When damali was chosen as keynote speaker for NMH’s Martin Luther King Jr. Day program in January, she invited me to join her. It was amazing to come back, this time as her assistant, to the school that taught me so much about multiculturalism and outreach.
At lunch and dinner I overheard students and faculty continuing the conversation that damali sparked in her all-school talk, finding—in classic NMH style—the ideas they agreed with as well as those that challenged their beliefs. I cofacilitated a workshop in which students broke into two groups, white and of color, then came together to exchange ideas.

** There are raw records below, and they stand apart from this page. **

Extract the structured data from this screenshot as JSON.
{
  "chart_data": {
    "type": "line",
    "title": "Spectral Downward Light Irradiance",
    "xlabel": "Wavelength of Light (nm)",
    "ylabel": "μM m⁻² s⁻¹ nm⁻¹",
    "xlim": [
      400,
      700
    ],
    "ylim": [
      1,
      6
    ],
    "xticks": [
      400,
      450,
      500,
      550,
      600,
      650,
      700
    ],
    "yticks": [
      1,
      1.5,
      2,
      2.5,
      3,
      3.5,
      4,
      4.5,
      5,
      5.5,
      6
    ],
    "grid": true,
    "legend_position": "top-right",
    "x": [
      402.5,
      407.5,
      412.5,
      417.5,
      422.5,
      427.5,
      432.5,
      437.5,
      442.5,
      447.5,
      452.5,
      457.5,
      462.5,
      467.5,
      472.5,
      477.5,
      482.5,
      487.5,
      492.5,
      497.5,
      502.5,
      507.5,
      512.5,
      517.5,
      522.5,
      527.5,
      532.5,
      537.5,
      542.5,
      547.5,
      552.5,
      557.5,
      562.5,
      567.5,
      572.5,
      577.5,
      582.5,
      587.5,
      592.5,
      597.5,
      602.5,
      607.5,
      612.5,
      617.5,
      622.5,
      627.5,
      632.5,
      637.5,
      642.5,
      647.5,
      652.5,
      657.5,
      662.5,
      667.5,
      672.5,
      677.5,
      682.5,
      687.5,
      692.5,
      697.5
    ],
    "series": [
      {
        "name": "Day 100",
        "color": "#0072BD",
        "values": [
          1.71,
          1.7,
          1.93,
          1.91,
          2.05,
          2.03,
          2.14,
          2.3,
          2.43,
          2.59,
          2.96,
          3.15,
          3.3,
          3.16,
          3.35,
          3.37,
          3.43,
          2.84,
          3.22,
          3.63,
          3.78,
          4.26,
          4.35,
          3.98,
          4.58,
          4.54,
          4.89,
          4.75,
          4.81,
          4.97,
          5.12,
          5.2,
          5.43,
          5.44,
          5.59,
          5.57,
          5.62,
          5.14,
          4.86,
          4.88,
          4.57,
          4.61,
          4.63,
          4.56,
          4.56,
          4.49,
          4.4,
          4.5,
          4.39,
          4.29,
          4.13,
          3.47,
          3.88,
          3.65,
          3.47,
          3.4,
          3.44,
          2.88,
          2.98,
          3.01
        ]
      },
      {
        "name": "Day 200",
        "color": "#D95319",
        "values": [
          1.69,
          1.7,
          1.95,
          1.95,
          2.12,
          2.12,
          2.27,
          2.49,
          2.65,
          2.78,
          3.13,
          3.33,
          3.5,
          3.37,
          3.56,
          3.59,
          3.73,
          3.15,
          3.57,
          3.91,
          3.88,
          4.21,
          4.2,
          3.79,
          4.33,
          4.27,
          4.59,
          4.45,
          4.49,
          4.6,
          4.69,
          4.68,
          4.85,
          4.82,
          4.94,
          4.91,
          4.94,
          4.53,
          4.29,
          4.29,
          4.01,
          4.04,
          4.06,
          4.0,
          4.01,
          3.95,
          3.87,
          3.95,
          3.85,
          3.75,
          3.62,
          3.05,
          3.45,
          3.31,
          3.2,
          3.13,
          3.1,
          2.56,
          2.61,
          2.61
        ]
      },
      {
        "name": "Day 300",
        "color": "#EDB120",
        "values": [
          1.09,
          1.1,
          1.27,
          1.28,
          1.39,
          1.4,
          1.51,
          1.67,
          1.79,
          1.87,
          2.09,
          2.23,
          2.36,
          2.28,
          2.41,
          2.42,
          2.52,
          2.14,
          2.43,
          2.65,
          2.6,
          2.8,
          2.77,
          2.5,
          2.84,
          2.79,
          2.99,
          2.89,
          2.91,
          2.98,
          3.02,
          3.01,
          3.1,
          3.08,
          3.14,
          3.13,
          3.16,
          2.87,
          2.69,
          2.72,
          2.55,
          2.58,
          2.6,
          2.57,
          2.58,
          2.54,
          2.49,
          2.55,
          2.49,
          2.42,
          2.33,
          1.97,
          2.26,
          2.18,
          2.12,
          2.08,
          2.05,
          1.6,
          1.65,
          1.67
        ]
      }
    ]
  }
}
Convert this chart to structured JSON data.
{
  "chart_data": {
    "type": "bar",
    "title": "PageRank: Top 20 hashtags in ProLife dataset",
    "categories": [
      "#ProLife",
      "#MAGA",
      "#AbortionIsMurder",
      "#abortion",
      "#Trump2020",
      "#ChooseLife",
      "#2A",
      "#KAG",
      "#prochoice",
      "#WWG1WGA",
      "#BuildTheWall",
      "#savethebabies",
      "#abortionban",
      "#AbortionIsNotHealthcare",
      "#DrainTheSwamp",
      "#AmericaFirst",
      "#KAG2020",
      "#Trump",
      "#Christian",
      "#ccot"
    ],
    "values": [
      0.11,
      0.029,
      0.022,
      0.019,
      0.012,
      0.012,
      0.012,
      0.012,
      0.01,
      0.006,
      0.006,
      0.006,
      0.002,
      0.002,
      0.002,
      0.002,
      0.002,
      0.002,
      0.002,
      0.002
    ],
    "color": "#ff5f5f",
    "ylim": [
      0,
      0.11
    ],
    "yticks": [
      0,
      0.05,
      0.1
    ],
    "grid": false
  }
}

Their insight and energy were profoundly moving, and they spoke openly about their experiences with racism and other forms
of oppression, then brainstormed ways to make the NMH community truly antiracist.
I hope that damali’s visit was a catalyst for change at
NMH. Digging deep into the weaknesses of a community—into personal and communal prejudices and misconceptions—can be tough. Once that junk is examined head on and sorted through, however, real social change can happen. I commend NMH for its commitment to doing this challenging work.
As damali’s assistant, I’m now working to bring her to more schools across the country. I feel lucky to have graduated from a place that hosts speakers like her. As long as NMH continues this positive effort, I’ll continue bragging about and supporting my alma mater.
Heather Day ’05 is a sophomore at Connecticut College. She’s majoring in American studies, with a minor in human development, and pursuing a self-designed project on hip-hop activism and domestic violence advocacy as part of a certificate program
in public policy and community action.